Naturally, there are ethical considerations to this sort of project. Most censorship measurements rely on hosts inside censored countries to intentionally attempt to trigger censorship, opening them up to potential retaliation. Censored Planet’s measurement techniques work at a distance from end users (2 traceroute hops for Augur), minimizing their risk. Additionaly, the overhead incurred by sites used to measure against is considered with rate limiting in place as well as open WHOIS data and an informative page served on port 80 of participating hosts with the option to opt out.
Discussion
The censorship can be more than just the talk in this paper, this paper triggered a discussion about censorship at countries’ level. For example, many countries have built firewalls to censor some websites and services. For example, Facebook and Twitter cannot be accessed in some countries, therefore, people have to use VPN to get accessed to those websites. We also talked about the development of techniques used to build the internet firewall. The countries’ level firewall was pretty simple at the beginning, probably just blocked IPs and websites, with time going on, they started to check the http header and then http contents, even to DNS server. Meanwhile, this competition gets more and more sophisticated, techniques like traffic analysis on data flow, machine learning approaches. Also, we thought censorship is a less common topic than some other topics in security. Also, those charts in that paper are not so clear, those charts made it difficult for people to follow. Also, the main contribution of this paper looks like combining many prior techniques into a large system, so there is a lot of engineering stuff inside this paper, but probably the novelty of this paper is not enough. An idea about their follow-up research could be something like PhishFarm, for example, how can we find something we would like to censor, how long does it take to actually start censoring some pieces of information.

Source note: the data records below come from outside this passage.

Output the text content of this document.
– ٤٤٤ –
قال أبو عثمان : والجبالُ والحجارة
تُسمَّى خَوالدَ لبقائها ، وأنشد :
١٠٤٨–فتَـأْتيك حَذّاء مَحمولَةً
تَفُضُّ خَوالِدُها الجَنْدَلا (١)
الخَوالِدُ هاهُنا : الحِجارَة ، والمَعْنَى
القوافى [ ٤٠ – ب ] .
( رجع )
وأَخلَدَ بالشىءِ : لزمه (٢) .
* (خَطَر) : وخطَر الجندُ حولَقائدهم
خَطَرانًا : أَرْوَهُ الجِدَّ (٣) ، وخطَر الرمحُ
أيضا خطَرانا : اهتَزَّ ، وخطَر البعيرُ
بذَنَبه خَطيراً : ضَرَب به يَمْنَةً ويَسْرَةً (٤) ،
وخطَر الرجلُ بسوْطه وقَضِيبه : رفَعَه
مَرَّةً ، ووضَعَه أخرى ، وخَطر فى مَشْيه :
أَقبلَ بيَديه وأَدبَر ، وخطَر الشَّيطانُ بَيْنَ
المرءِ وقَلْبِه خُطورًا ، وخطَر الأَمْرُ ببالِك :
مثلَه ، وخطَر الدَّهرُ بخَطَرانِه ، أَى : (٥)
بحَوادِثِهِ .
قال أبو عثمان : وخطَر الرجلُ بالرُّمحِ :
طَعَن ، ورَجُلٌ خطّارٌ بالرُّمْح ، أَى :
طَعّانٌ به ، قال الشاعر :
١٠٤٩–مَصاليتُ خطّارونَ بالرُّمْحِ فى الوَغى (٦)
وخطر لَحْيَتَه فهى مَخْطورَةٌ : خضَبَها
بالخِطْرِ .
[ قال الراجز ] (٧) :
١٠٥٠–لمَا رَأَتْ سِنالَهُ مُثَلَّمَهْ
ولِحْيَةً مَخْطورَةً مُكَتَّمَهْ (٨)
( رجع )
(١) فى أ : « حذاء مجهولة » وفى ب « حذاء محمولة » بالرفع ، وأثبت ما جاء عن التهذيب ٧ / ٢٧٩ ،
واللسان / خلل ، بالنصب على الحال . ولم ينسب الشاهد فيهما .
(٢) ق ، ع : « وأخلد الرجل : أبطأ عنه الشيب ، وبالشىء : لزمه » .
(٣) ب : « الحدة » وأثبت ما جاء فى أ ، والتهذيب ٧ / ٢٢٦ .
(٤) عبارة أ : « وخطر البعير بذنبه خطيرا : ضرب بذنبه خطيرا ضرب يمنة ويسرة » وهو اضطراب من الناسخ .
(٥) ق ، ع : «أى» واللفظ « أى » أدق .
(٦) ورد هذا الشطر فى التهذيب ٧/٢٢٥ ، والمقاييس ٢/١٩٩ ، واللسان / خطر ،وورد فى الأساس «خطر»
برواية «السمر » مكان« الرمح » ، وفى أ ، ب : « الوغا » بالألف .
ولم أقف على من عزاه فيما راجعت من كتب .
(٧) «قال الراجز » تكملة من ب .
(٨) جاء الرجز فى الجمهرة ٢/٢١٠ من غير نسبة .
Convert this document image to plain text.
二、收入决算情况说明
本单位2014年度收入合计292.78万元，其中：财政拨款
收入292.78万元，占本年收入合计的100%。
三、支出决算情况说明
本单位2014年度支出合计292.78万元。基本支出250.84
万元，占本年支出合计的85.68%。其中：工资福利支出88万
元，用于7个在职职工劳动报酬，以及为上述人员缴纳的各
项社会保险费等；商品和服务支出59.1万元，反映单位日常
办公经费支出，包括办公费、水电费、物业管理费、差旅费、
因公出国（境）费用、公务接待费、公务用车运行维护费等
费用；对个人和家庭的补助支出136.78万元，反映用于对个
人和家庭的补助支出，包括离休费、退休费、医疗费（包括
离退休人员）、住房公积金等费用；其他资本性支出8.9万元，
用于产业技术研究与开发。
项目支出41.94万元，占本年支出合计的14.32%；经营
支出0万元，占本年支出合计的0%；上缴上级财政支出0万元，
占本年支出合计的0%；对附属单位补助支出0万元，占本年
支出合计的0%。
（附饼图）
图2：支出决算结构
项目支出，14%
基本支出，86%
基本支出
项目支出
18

The paper itself points out that their approach has inherent limitations such as course granularity of vantage points, as well as limitations of the measurement techniques they built upon. Additionally, their measurement probes are very clear about their purpose and could conceivably be blocked or intentionally misled by censors.
Our discussion of the paper mainly focused on the human rights impacts of censorship and the importance of these sorts of measurements as well as personal experiences with internet censorship. We also discussed the sheer magnitude of computing power required to analyze all traffic across a country for the purposes of censorship. Another topic that came up was the prevalence of this sort of censorship paper, as most of us hadn’t come across this sort of thing before which is also a testament to its quality since it was still approachable. A notable exception to that was the charts, particularly the one on the coefficient of variation by country which remains impenetrable for this author.